Thursday, January 14, 2010

Highs & Lows

If you are joining this blog for the first time, welcome! Please feel free to read through past blogs. I have two natural children with Down syndrome and this blog offers a reflection of our life.

Today was a day of emotional "highs" and "lows".

This morning I went over to St. Louis University and spoke to first year medical students about being a mother with two children who have Down syndrome. What an honor! This was my third year being a "guest" speaker. I was able to just update my talk and add a few pictures to the slide show. Sounds so simple, but I still get "butterflies" every time I talk. Joshua (the 2 1/2 year old) was my stage buddy and he did fabulous!

The students were very attentive and asked some really great questions! In many ways I feel like this is one way I can advocate for all people with Down syndrome. I am always humbled and blessed by this kind of opportunity! As I drove home I was mumbling a silent little prayer, "Lord, this is what I was created to do! Thank you for opening this door! My boys are such a gift and I know you, Lord, are the one who gave them to me! Thank you! Send me, Lord, wherever you want me to go!"

With every "high" there is a low... Shortly after getting home from St. Louis University I received a phone call from school. Caleb's teacher called to inform me that he had punched his aid in the face. That Caleb is having "increasingly aggressive" behavior and that it has become a "real problem"... I just wanted to cry (oh, wait I did as soon as I got off the phone). I know Caleb is a VERY strong willed child, but I had no suggestions...

The teacher and I brainstormed some things. So, the next step will be to do a Functional Behavior Assessment so that a Behavior Plan can be implemented into his IEP (Individual Education Plan). For some time I have been thinking Caleb needs to see a Neurologist for sensory issues and "autistic" traits. We already have an appointment, but it is not until March. So, I called the Pediatrician's office it see if they could expedite the proses for us. The nurse (our favorite nurse) said she would call a few offices for us to see what she can do. I love our Pediatrician and her staff!

So today I have felt the "high" of being an advocate. By speaking up and sharing our story, I really felt like I was making a difference! Yet that "high" was short lived... the reality of life met me at the back door... There is always an issue... there will always be something that needs to be dealt with... Now my prayer is sounding something like this, "Lord, please just give me strength.
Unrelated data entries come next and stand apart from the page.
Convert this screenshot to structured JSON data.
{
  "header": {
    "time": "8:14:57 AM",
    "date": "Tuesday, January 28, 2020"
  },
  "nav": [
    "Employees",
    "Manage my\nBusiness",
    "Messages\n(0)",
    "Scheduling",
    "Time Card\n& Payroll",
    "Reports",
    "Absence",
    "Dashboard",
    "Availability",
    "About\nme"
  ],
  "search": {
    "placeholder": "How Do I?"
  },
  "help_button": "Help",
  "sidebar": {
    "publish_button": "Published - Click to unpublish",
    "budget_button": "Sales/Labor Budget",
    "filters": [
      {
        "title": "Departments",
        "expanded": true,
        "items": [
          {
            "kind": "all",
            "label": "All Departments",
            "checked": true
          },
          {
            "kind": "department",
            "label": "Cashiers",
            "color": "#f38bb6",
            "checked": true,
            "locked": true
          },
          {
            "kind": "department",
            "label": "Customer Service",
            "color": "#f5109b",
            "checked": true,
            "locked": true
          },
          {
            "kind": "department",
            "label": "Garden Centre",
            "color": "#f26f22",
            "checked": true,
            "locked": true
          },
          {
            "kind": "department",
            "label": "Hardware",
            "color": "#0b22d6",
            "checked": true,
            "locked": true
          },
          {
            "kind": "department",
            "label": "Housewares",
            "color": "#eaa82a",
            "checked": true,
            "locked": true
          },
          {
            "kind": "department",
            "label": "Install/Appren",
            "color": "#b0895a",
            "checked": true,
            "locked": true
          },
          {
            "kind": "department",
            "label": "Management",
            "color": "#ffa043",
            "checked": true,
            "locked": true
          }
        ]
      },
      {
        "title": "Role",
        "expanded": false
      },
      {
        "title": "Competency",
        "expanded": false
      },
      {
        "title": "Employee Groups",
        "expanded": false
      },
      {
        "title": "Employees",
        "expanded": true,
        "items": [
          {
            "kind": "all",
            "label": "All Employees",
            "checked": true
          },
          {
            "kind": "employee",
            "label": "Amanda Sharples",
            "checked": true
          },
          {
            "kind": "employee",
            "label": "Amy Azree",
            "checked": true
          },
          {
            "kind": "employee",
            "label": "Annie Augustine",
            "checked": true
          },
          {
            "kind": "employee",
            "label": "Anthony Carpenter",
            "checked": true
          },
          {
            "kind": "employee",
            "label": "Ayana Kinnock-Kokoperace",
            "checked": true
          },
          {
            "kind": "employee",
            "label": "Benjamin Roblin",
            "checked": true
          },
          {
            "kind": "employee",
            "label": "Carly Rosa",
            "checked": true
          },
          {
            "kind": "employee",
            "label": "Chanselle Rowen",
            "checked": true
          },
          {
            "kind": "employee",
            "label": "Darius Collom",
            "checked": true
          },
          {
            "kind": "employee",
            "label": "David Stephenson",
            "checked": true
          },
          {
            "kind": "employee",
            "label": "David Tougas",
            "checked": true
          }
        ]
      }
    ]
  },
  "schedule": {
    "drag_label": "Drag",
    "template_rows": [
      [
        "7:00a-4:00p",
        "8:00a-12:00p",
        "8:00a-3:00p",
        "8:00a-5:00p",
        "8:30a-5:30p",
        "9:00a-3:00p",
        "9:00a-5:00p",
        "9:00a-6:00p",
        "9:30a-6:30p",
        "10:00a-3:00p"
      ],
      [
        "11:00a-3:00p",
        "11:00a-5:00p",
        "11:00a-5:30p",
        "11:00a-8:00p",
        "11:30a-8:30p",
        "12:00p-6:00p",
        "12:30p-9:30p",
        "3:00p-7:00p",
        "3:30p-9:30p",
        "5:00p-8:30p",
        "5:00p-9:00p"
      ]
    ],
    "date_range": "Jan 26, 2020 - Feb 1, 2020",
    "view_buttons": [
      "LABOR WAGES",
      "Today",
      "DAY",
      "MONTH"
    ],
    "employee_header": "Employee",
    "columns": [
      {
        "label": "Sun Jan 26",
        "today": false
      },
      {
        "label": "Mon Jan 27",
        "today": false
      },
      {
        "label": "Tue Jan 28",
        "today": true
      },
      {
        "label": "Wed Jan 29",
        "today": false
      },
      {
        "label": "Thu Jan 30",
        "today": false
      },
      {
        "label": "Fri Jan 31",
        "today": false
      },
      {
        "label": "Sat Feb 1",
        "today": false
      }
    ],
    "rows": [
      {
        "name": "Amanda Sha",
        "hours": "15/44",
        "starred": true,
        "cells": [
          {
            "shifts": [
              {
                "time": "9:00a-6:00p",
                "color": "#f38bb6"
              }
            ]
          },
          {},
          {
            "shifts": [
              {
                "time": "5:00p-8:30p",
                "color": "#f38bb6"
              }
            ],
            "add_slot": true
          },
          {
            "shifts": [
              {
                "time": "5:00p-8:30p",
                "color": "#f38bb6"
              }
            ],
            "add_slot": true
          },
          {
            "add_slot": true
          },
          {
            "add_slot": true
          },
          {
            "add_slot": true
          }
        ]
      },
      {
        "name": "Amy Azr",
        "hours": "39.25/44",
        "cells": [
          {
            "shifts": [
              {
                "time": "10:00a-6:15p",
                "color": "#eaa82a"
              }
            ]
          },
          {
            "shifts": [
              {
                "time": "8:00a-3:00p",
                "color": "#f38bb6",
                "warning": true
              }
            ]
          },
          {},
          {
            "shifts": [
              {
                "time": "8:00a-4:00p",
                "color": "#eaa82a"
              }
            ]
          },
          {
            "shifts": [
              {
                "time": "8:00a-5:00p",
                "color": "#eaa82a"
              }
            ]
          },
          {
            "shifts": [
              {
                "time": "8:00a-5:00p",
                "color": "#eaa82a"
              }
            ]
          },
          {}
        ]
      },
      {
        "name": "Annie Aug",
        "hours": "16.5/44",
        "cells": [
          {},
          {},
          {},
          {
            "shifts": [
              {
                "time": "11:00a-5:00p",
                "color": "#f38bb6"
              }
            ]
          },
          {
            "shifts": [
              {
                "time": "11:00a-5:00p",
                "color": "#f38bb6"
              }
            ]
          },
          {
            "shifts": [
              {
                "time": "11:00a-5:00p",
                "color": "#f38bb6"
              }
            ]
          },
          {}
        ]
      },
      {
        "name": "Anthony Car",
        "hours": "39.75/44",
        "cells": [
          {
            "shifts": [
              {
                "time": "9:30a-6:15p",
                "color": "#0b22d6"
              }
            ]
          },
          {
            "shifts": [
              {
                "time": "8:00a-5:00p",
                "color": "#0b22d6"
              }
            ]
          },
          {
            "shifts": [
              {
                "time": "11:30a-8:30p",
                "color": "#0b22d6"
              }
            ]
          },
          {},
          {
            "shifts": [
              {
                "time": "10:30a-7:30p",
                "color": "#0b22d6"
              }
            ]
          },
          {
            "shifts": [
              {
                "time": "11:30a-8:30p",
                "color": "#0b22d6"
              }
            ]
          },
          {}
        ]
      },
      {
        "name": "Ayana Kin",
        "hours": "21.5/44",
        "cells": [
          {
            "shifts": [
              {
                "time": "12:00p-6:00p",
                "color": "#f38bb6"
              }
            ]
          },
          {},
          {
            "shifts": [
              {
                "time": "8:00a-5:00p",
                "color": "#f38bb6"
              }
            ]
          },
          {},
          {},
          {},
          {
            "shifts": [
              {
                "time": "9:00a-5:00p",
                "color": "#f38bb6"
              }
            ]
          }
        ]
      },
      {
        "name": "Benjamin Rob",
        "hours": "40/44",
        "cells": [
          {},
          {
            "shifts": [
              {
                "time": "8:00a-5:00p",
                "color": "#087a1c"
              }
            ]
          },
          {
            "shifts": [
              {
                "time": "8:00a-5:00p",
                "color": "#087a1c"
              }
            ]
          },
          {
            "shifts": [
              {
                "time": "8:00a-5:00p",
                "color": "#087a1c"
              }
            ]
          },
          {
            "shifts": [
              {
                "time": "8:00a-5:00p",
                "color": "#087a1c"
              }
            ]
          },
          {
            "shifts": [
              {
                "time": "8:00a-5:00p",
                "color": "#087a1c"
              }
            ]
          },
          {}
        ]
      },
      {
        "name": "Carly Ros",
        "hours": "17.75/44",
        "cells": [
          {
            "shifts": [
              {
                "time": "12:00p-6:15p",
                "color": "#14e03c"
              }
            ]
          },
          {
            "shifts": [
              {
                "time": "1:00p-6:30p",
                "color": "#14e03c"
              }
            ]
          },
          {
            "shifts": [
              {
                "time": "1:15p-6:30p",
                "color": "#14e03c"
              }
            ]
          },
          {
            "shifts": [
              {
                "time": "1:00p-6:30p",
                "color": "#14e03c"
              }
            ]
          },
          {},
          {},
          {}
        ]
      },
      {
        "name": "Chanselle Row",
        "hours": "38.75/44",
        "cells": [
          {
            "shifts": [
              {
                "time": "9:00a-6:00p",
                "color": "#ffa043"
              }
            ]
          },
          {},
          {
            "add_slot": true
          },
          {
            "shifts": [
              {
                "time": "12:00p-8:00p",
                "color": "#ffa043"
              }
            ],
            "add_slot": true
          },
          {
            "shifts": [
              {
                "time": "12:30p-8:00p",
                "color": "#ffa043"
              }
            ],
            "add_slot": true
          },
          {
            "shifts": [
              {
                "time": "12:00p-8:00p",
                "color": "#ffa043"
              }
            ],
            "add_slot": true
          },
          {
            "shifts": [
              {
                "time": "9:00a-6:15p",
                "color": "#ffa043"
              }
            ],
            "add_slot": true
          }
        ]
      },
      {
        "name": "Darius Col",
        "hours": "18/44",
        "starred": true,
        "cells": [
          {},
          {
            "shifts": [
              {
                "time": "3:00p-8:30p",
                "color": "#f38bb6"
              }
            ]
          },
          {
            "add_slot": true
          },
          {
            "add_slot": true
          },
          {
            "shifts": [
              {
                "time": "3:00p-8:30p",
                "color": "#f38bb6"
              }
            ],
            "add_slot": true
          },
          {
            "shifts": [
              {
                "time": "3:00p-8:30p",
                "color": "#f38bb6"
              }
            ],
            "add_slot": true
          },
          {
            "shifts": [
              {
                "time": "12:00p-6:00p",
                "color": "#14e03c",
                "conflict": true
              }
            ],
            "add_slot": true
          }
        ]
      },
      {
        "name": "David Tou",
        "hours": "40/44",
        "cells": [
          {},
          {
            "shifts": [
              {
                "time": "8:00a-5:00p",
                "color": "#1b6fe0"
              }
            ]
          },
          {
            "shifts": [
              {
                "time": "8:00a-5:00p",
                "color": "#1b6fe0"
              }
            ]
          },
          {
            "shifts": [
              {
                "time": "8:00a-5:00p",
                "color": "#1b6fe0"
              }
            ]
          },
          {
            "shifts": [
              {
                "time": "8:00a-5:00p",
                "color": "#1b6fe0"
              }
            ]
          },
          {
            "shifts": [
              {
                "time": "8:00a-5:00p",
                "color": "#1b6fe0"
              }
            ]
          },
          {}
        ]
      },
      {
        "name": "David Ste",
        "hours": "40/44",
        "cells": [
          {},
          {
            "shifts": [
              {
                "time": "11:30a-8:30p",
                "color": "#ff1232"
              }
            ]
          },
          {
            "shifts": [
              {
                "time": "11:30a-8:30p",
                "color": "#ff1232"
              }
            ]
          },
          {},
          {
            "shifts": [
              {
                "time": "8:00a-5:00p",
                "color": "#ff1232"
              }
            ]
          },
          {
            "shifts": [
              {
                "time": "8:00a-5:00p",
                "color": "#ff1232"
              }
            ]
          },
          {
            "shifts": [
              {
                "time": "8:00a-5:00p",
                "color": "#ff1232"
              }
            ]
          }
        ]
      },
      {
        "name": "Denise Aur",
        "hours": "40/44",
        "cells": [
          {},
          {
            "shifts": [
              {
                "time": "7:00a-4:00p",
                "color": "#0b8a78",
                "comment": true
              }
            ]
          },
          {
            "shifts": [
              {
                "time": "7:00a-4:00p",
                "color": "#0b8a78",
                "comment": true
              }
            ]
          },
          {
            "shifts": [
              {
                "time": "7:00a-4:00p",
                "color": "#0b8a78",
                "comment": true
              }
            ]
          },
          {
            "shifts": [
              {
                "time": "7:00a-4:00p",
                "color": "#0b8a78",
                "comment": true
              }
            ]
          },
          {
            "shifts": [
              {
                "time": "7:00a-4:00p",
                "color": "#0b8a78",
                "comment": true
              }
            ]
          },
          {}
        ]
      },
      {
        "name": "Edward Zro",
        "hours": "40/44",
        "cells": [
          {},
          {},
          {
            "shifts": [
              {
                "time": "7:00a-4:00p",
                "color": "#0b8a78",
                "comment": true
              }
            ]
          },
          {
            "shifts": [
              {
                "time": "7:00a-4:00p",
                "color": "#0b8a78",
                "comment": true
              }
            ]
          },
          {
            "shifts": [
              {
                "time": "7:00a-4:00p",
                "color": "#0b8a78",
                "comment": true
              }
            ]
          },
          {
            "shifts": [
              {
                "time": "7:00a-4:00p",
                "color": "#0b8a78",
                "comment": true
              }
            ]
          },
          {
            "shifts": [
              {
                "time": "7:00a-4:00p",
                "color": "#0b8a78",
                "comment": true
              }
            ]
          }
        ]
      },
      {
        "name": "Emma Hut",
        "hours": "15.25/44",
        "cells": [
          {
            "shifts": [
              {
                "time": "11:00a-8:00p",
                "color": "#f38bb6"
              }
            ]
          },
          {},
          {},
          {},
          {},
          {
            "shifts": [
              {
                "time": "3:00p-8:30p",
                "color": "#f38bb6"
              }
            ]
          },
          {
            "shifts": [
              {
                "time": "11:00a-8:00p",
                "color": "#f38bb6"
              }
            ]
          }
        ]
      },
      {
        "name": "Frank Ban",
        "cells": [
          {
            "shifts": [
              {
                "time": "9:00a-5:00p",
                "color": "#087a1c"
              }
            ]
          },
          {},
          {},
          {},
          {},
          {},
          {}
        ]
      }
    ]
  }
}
Help me balance life in a way that I am serving you and my family. Help me, Lord, to be faithful no matter the issue... I just want to effectively help Caleb so that he can function appropriately... Lord, no matter the challenge I know you are in charge and you love us! Thank you! One more thing, Lord... I know I said to send me any where, but I really did not want to go to the Principal's office.. but if that is where you are sending me than I will go..."

It seems life is just one issue followed by another with very brief moments of sanity and peace!